Blank noted that India has benefited from China's strategic losses in Central Asia. Beijing, he said, has lost a lot of standing in Central Asia since 11 September because of what is perceived to be the failure of the Shanghai Cooperation Organization (SCO) to fight terrorism effectively, which is one of its major goals. The SCO encompasses China, Russia, Kazakhstan, Kyrgyzstan, Tajikistan, and Uzbekistan.
Rodger Baker is a senior analyst for Stratfor, a private U.S. provider of global intelligence. "Really since September 11, they've had that opportunity. Central Asia shifted a lot of its relations with the rest of the world when 11 September happened. They opened their doors to the United States. China lost a lot of influence in the area. Russia decided that its own security was best covered by letting the U.S. in, rather than trying to keep them out. And that pushed the Chinese out, but opened some space for the Indians to move in," Baker said.
Baker agrees that New Delhi is seeking to become a prominent player in Central Asia. "The Indian-Pakistan conflict obviously plays into India's moving into Central Asia. But I think India has some broader ideas in what they can gain out of Central Asia. India's operations in Afghanistan obviously are a lot [more closely] linked to what's going on in Pakistan. But by moving into Central Asia, they can be playing up their attempts to sort of expand their regional influence, and become a much greater regional power," Baker said.
In May, India and Afghanistan entered a new era of defense cooperation, with New Delhi deciding to train Afghan troops and help maintain Russian military equipment used by the Afghan military.
During Taliban rule in Afghanistan, India was part of an informal alliance with Russia and Tajikistan that extended assistance to the Northern Alliance in its campaign against the Taliban. Military equipment and other supplies were part of this aid.
Baker said India offers a ready market for Central Asian exports. India, he added, is also an influential country that the Central Asian states can use as diplomatic leverage.
August has been a particularly busy time for Indian diplomacy in Central Asia.
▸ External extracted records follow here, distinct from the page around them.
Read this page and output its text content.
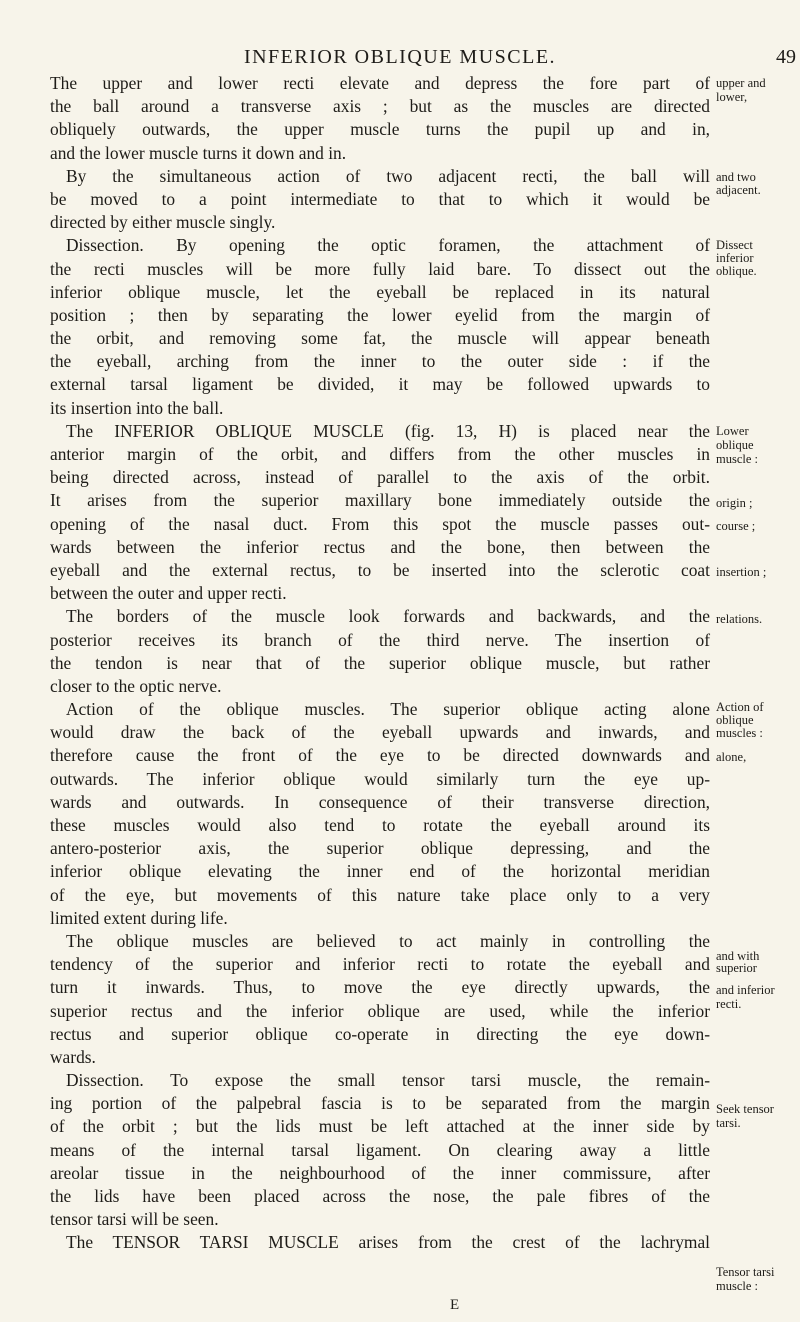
INFERIOR OBLIQUE MUSCLE.	49
The upper and lower recti elevate and depress the fore part of
the ball around a transverse axis ; but as the muscles are directed
obliquely outwards, the upper muscle turns the pupil up and in,
and the lower muscle turns it down and in.
By the simultaneous action of two adjacent recti, the ball will
be moved to a point intermediate to that to which it would be
directed by either muscle singly.
Dissection. By opening the optic foramen, the attachment of
the recti muscles will be more fully laid bare. To dissect out the
inferior oblique muscle, let the eyeball be replaced in its natural
position ; then by separating the lower eyelid from the margin of
the orbit, and removing some fat, the muscle will appear beneath
the eyeball, arching from the inner to the outer side : if the
external tarsal ligament be divided, it may be followed upwards to
its insertion into the ball.
The INFERIOR OBLIQUE MUSCLE (fig. 13, H) is placed near the
anterior margin of the orbit, and differs from the other muscles in
being directed across, instead of parallel to the axis of the orbit.
It arises from the superior maxillary bone immediately outside the
opening of the nasal duct. From this spot the muscle passes out-
wards between the inferior rectus and the bone, then between the
eyeball and the external rectus, to be inserted into the sclerotic coat
between the outer and upper recti.
The borders of the muscle look forwards and backwards, and the
posterior receives its branch of the third nerve. The insertion of
the tendon is near that of the superior oblique muscle, but rather
closer to the optic nerve.
Action of the oblique muscles. The superior oblique acting alone
would draw the back of the eyeball upwards and inwards, and
therefore cause the front of the eye to be directed downwards and
outwards. The inferior oblique would similarly turn the eye up-
wards and outwards. In consequence of their transverse direction,
these muscles would also tend to rotate the eyeball around its
antero-posterior axis, the superior oblique depressing, and the
inferior oblique elevating the inner end of the horizontal meridian
of the eye, but movements of this nature take place only to a very
limited extent during life.
The oblique muscles are believed to act mainly in controlling the
tendency of the superior and inferior recti to rotate the eyeball and
turn it inwards. Thus, to move the eye directly upwards, the
superior rectus and the inferior oblique are used, while the inferior
rectus and superior oblique co-operate in directing the eye down-
wards.
Dissection. To expose the small tensor tarsi muscle, the remain-
ing portion of the palpebral fascia is to be separated from the margin
of the orbit ; but the lids must be left attached at the inner side by
means of the internal tarsal ligament. On clearing away a little
areolar tissue in the neighbourhood of the inner commissure, after
the lids have been placed across the nose, the pale fibres of the
tensor tarsi will be seen.
The TENSOR TARSI MUSCLE arises from the crest of the lachrymal
upper and
lower,
and two
adjacent.
Dissect
inferior
oblique.
Lower
oblique
muscle :
origin ;
course ;
insertion ;
relations.
Action of
oblique
muscles :
alone,
and with
superior
and inferior
recti.
Seek tensor
tarsi.
Tensor tarsi
muscle :
E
Indian Deputy Foreign Minister Rajendra Abhayankar visited Dushanbe on 8-9 August for talks on economic cooperation, regional security, and the fight against terrorism. The parties also discussed a planned visit of Indian Prime Minister Atal Behari Vajpayee to Tajikistan.
The trip followed the visit of Kyrgyz President Askar Akaev to New Delhi on 7 August. Both sides agreed to increase the level of trade and economic cooperation and to set up an intergovernmental working group on terrorism. Akaev also expressed his support for India's interest in joining the SCO.
The Indian prime minister is expected to visit Kyrgyzstan and Tajikistan later this year.
In February, Kazakh President Nursultan Nazarbaev visited India to set the agenda for future Indo-Kazakh cooperation on "bilateral, regional, and international issues." To that end, Nazarbaev advocated India's entry into the SCO.